I experienced what I am almost sure was misdirection last night. I got home, ate dinner and decided to play an online MMORPH. I logged in - began play - and then noticed in general chat that someone was busily attacking gay people and asserting that being gay was a "lifestyle" choice. As a person who does NOT think that not engaging can EVER be the right tact, I engaged. I engage, when I do, with clear facts to back me. I have a background in both the sciences and theology. I am used to discussing these things with fundamentalists who don't want to hear what I have to say.

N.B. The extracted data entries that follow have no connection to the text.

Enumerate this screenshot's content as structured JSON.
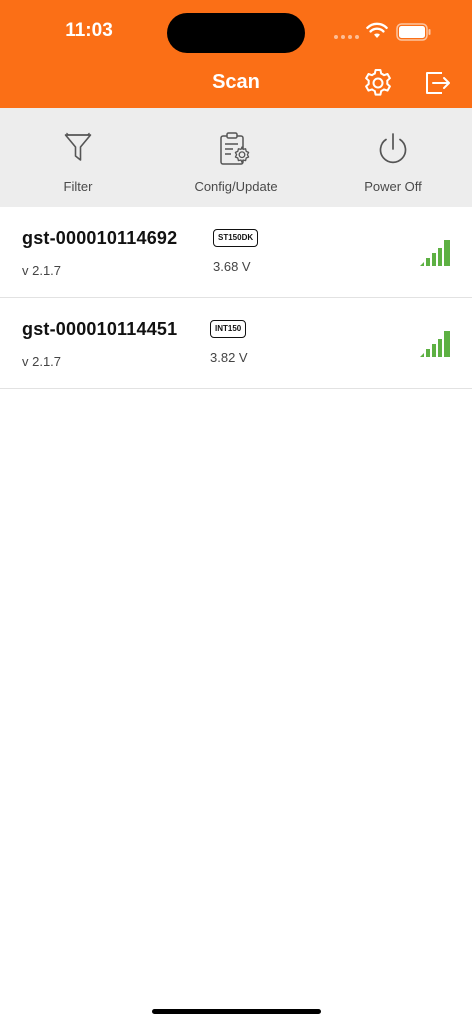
{
  "status_bar": {
    "time": "11:03"
  },
  "header": {
    "title": "Scan",
    "settings_icon": "gear-icon",
    "logout_icon": "logout-icon",
    "background": "#FB6F16"
  },
  "toolbar": {
    "filter_label": "Filter",
    "config_label": "Config/Update",
    "power_label": "Power Off"
  },
  "devices": [
    {
      "name": "gst-000010114692",
      "model": "ST150DK",
      "version": "v 2.1.7",
      "voltage": "3.68 V",
      "signal_bars": 5
    },
    {
      "name": "gst-000010114451",
      "model": "INT150",
      "version": "v 2.1.7",
      "voltage": "3.82 V",
      "signal_bars": 5
    }
  ],
  "colors": {
    "accent": "#FB6F16",
    "signal": "#5DB043"
  }
}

This seemed to me no different. There were oddities, the gentleman seemed to have little knowledge of significant parts of basic biblical theology. Not knowing what the Torah was for example, and thinking it was "Muslim" struck me as a bit odd. Attempting to assert that the "law" was only human law and not divine, while claiming to be fundamentalist was also unexpected. Likewise, I had never encountered anyone who practiced fundamentalist Christianity and didn't seem to know the difference between Pentecostal and non-Pentecostal fundamentalism, and whose explanation of his personal experience with "the Holy Spirit" was that he'd never felt a "need" to speak in tongues, which I got a feeling he didn't understand as a phenomena.
But I soldiered on, maybe he was new, maybe he was as ESL speaker -- there were many possibilities and I simply continued, asserting that his faith and beliefs were his own but that he had to respect others and not attack them. I also pressed him to tell me whether or not the requirement that a virgin who is raped marry her rapist without possibility of divorce and her father accept a payment in silver for her was actually moral.

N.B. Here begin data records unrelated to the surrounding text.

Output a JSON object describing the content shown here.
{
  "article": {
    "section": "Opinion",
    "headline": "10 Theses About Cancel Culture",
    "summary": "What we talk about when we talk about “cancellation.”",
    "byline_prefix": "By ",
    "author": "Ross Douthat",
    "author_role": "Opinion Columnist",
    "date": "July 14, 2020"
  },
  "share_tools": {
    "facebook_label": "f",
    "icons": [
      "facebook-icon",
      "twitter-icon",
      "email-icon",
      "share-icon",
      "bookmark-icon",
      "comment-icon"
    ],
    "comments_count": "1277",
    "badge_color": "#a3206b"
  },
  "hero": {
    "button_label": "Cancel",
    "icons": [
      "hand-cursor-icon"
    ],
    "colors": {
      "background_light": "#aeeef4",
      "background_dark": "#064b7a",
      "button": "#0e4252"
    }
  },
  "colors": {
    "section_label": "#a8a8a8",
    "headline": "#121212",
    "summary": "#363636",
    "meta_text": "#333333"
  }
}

Anyone observing the discussion, which stretched out for nearly three hours, would have seen what appeared to be the rhetorical equivalent of me pushing the young man (I presume) into a fetal ball. Near the end of the debate he admitted to having become a Christian after being involved in "Satanism" - which he equated with Santeria (a lay practice at the fringe of Catholicism). I thought that was also a bit odd, but I pressed on. He suggested that the would prove the existence of the spirit realm to me (I actually believe very strongly in such a realm, just not the one he was purporting to be ready to show me) and asked me for my name.

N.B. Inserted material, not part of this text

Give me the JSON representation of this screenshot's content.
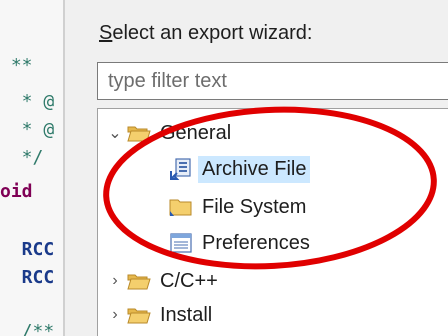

Somewhere a bell rang dully in my brain.
In the following minute I realized that over the course of the hours of sometimes barely coherent discussion he had extracted from me through innocuous sounding questions my approximate location within my state, the fact that I had a terminal SMAT (Science Math and Technology) degree and was seeking another one, the fact that I worked professionally, the fact that my name was fairly unique and the first names of my children. My blood ran cold. He had everything he needed, except my name to locate me, find my employer, use FOIA to find my salary and possibly my bank, and he had my children's names, which with anything resembling patience would offer him a path into my accounts, a path which, because of the tenuous connection would be almost surely impossible for the authorities to ever trace.
I refused to offer my name. He made one attempt, rather feeble. "If you don't believe then what are you afraid of?" I replied "I don't believe in your god or your Satan, but I do believe in cybercrime and I do believe in the billions stolen every year from citizens who are too free with information. I'm sorry I won't give you my name."
The reply?
"Bye." He was gone and instantly I was blocked from communicating with him. I don't think he had enough, I think he needed my name. I will watch my accounts closely for months, but I don't really expect to see anything untoward.
Misdirection isn't always on a stage with colored silk handkerchiefs. All of us need to be very aware of that and ready to protect our personal information. Watch the hand that isn't waving. Don't be misdirected by a cybercriminal. I believe I was, although I cannot prove it legally. Luckily I realized it and did not go the final step.